In Why Social Justice is not Biblical Justice, Scott Allen makes the case that not all justice is created equal. Superficially, both the social justice movement and Christianity share the goal of bringing justice to the oppressed. However, ideological social justice (the term Allen uses for the comprehensive worldview of critical theory, intersectionality, and identity politics) defines justice wrongly.
Only the Christian worldview corresponds with reality. It defines “for all times, and all peoples, what words such as truth, love, justice, and equality actually mean” (2). Biblical justice is both communal (love thy neighbor) and distributive (authorities must impartially punish evil and reward good). Two Christian beliefs – that one day every person will reckon with the perfect Judge, and that in Christ believers receive unmerited mercy instead of judgment – make it possible for Christians to forgive, even if justice never comes in this life.
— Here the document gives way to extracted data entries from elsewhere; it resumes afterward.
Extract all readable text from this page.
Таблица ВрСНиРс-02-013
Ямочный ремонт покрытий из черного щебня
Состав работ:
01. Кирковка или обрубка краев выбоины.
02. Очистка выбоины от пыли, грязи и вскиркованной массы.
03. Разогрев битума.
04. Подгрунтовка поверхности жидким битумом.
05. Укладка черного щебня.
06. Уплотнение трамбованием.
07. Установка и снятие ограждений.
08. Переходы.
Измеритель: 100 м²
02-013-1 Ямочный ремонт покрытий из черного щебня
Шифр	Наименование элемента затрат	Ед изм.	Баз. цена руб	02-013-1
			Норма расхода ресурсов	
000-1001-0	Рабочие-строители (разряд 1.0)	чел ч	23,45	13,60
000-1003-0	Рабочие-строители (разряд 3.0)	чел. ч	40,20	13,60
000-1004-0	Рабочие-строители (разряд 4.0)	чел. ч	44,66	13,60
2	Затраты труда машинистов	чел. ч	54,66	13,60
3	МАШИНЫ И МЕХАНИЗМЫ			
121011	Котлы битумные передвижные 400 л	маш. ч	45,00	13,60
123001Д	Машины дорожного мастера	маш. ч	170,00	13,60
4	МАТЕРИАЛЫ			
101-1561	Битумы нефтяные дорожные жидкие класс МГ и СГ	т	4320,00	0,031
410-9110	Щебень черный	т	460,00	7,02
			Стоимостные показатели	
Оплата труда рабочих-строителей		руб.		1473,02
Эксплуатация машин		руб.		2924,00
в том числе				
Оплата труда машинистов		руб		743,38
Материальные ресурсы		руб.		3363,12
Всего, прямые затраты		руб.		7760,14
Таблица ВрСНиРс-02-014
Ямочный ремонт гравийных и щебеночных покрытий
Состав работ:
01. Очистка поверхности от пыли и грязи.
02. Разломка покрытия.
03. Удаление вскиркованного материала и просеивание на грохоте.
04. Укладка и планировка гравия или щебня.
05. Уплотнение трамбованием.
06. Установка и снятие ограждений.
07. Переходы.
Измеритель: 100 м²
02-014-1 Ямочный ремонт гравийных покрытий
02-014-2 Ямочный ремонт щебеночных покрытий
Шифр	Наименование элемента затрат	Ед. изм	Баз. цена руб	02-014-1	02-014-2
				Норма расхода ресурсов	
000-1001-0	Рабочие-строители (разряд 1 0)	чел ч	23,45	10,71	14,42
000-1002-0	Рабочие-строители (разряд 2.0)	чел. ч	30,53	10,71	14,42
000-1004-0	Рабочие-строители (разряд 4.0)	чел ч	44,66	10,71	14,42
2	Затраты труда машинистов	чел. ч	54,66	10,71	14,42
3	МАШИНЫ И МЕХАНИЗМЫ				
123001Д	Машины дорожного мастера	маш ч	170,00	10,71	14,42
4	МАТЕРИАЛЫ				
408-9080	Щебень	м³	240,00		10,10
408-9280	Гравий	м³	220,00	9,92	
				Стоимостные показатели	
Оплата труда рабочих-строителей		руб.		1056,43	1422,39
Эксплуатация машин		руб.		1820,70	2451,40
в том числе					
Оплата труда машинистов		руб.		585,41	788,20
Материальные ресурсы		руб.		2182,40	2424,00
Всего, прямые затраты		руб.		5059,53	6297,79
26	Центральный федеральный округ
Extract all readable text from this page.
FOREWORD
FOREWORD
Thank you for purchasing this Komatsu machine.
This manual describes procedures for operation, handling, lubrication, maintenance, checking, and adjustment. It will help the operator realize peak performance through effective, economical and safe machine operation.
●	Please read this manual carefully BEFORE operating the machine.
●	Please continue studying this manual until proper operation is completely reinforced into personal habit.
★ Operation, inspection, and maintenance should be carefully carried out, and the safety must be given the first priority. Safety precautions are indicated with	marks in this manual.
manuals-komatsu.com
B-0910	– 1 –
By contrast, ideological social justice is best understood as a postmodern religious alternative. The source of evil is not sin, but oppressive social structures. Allen points out the many ways that ideological social justice actually perverts justice. It undermines due process, erodes freedom of speech, rejects absolute moral truth, and removes personal responsibility. Instead of striving for unity, it divides people into “competing tribes, pitted against each other in an endless power struggle” (64).
When facing a nonbiblical worldview, the church has three options: conform, accommodate, or resist. The first two lead to compromise, but Allen doesn’t give a free pass to those who choose to resist either. He faults the fundamentalism of the last century for being a reactionary movement “defined largely by what it was against” (171). That’s a trap we do well to avoid. Rather than pitting the gospel against social justice, we need to recover a biblical approach to cultural engagement. In other words: “Let’s not be simply anti-ideological social justice. Let’s be probiblical worldview” (182).
I recommend this book for two reasons: First, in this age of kneejerk Facebook rants, Allen offers a thoughtful, cohesive critique that will challenge readers on both sides of the debate. Second, instead of rhetoric, this book provides an actionable way forward to live out biblical justice.